Giulnara: “Ik kom zelf uit Litouwen, mijn vader is Russisch, ik ben als kind tweetalig opgevoed. Ik heb, net als veel mensen uit onze regio, niet alleen Russische familiebanden, maar ook Oekraïense. Ik heb familie in Odessa. Ze zijn gevlucht, zitten veilig in Duitsland. Maar het geeft wel een extra urgentie om iets te doen. Alleen naar het Journaal kijken en nietsdoen is geen optie.”

Giulnara Davydkina

Giulnara:
“Alleen naar het Journaal kijken en nietsdoen is geen optie”

Carry: “Voor ons lijken Oekraïens en Russisch veel op elkaar. Klopt dat?”

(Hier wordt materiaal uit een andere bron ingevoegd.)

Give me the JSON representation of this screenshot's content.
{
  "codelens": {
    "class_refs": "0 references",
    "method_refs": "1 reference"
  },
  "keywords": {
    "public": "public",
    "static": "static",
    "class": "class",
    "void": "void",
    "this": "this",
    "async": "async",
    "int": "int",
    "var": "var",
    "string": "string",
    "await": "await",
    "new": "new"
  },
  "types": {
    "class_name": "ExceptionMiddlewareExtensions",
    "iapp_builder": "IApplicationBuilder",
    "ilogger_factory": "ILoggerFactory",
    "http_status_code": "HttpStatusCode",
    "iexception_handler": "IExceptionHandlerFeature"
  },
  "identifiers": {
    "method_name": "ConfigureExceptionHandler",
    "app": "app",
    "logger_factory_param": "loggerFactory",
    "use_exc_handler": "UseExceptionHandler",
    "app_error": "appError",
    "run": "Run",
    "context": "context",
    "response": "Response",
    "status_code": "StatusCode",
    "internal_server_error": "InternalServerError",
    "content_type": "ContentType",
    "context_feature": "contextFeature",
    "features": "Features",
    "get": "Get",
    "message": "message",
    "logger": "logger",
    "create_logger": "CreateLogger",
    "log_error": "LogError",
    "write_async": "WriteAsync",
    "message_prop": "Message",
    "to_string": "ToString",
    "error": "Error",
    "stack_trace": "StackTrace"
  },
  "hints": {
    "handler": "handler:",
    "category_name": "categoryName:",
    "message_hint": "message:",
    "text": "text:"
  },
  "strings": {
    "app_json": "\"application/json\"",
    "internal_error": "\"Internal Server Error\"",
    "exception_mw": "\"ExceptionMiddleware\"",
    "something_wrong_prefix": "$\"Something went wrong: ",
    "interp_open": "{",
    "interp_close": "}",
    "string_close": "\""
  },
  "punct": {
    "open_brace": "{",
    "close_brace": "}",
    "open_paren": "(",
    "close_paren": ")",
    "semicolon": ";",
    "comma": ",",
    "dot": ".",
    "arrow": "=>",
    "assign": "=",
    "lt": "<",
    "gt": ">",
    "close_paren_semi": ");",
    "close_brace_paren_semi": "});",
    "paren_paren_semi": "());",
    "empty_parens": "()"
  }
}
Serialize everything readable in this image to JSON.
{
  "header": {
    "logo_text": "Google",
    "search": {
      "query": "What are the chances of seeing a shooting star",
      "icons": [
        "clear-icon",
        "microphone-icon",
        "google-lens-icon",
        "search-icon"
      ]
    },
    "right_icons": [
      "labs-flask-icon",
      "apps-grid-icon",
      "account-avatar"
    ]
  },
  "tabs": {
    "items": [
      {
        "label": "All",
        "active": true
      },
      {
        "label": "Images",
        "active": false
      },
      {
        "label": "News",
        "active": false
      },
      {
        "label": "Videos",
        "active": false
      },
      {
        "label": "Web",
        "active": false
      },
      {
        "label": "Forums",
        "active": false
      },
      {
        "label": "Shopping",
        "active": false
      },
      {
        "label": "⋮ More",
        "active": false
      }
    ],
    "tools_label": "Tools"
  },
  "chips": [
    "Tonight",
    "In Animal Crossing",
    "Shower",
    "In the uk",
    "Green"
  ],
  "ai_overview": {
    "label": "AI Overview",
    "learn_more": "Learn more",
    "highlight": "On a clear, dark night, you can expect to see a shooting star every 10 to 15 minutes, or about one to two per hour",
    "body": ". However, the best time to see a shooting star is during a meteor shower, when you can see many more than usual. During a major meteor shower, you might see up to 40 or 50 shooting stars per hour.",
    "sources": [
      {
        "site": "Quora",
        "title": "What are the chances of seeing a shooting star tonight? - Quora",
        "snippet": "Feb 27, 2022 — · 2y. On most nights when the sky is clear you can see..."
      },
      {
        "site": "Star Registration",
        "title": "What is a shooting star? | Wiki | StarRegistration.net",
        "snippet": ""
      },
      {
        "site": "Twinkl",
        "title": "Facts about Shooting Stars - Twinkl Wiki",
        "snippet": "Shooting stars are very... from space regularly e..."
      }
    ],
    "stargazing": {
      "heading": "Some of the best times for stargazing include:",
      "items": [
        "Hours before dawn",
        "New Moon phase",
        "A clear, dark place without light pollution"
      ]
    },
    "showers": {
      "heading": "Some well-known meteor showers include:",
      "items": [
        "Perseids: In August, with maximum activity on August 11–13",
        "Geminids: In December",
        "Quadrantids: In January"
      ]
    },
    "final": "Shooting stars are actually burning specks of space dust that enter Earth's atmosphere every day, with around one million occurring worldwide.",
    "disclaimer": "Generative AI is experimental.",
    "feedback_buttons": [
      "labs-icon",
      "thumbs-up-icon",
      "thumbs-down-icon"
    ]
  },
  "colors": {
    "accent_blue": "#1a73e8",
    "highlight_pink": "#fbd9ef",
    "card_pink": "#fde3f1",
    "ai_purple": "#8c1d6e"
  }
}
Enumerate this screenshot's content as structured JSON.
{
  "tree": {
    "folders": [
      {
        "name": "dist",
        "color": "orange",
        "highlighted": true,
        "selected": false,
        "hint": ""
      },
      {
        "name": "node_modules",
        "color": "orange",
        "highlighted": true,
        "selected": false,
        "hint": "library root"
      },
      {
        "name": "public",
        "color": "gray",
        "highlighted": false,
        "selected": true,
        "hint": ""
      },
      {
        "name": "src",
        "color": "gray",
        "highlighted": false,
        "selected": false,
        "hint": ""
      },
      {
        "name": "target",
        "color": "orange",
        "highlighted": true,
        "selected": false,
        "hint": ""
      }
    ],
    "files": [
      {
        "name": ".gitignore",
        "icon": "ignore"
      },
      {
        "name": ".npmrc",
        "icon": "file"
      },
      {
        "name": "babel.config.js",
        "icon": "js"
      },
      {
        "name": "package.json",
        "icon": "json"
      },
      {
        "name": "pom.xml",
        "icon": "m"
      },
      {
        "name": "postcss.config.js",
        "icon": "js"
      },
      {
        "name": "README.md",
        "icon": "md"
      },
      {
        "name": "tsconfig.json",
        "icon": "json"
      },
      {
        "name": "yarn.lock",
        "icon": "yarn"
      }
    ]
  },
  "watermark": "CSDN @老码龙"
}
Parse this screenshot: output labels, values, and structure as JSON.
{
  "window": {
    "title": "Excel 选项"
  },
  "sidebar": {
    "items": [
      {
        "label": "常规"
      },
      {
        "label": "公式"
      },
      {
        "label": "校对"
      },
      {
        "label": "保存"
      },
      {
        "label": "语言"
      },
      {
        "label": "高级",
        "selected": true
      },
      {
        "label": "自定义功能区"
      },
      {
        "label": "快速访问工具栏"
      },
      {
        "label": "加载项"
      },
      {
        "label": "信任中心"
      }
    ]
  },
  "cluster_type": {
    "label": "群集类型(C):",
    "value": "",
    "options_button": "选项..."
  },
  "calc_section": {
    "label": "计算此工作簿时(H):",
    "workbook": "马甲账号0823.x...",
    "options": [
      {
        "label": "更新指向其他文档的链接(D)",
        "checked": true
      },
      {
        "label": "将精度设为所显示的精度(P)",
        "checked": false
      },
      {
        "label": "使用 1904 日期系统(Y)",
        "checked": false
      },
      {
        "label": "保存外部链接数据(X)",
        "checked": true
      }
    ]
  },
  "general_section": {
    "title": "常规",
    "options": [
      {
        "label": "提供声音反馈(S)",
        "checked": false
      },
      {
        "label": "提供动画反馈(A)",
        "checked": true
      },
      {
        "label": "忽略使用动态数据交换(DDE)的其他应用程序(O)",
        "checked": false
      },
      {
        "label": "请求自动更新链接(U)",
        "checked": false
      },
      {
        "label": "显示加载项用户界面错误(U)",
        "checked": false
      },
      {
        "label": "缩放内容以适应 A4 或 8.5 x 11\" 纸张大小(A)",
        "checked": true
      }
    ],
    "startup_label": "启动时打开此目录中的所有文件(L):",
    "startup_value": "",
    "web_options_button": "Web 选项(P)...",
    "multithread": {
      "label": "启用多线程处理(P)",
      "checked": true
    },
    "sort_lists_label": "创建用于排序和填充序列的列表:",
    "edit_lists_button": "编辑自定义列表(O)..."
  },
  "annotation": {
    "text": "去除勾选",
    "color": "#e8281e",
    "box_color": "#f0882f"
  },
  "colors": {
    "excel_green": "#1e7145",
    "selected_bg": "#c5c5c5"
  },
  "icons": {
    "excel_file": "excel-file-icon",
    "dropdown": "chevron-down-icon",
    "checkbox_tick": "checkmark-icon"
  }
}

Giulnara: “Het komt een beetje in de buurt van Nederlands en Duits. Als je Russisch spreekt, kun je je goed verstaanbaar maken voor Oekraïners. Zeker de generatie van veertig jaar en ouder heeft Russisch als tweede taal gehad op school. Je ziet nu wel dat veel mensen uit principe liever geen Russisch spreken, dat ligt nu erg gevoelig. Er komen wel steeds meer initiatieven om Oekraïens als taal aan te bieden, bijvoorbeeld op de Universiteit Leiden. Studenten Russisch krijgen nu Oekraïens als bijvak.”

 

Giulnara: “Het is heel dankbaar werk wat we doen, maar soms is het ook wel eens moeilijk als je heftige verhalen hoort. Ik ben best emotioneel en merk dat ik het me toch vaak aantrek. Hoe ga jij daarmee om?”

Carry: “Over het algemeen lukt het me wel om afstand te houden, maar sommige verhalen blijven wel hangen. Zoals een vrouw die luiers zoekt voor haar incontinente moeder en geen geld heeft, waar kan zij terecht? Het liefst ga ik dan zelf naar de winkel en koop ik ze voor haar. Maar dat gaat natuurlijk niet. Er zijn zoveel verhalen, vaak heel aangrijpend. Je moet dan je grens goed bewaken.”

 

Carry: “Stel dat je andere mensen over de streep moet trekken om ook vrijwilliger te worden. Hoe zou je dat dan aanpakken?”

Giulnara: “De mensen uit mijn omgeving die ik ken en die Russisch of Oekraïens spreken, hoeven niet gemotiveerd te worden. De behoefte om iets te doen, komt vanzelf. Je haalt er ook ontzettend veel voldoening uit, je doet direct iets goeds voor mensen. Wie wil dat nou niet?"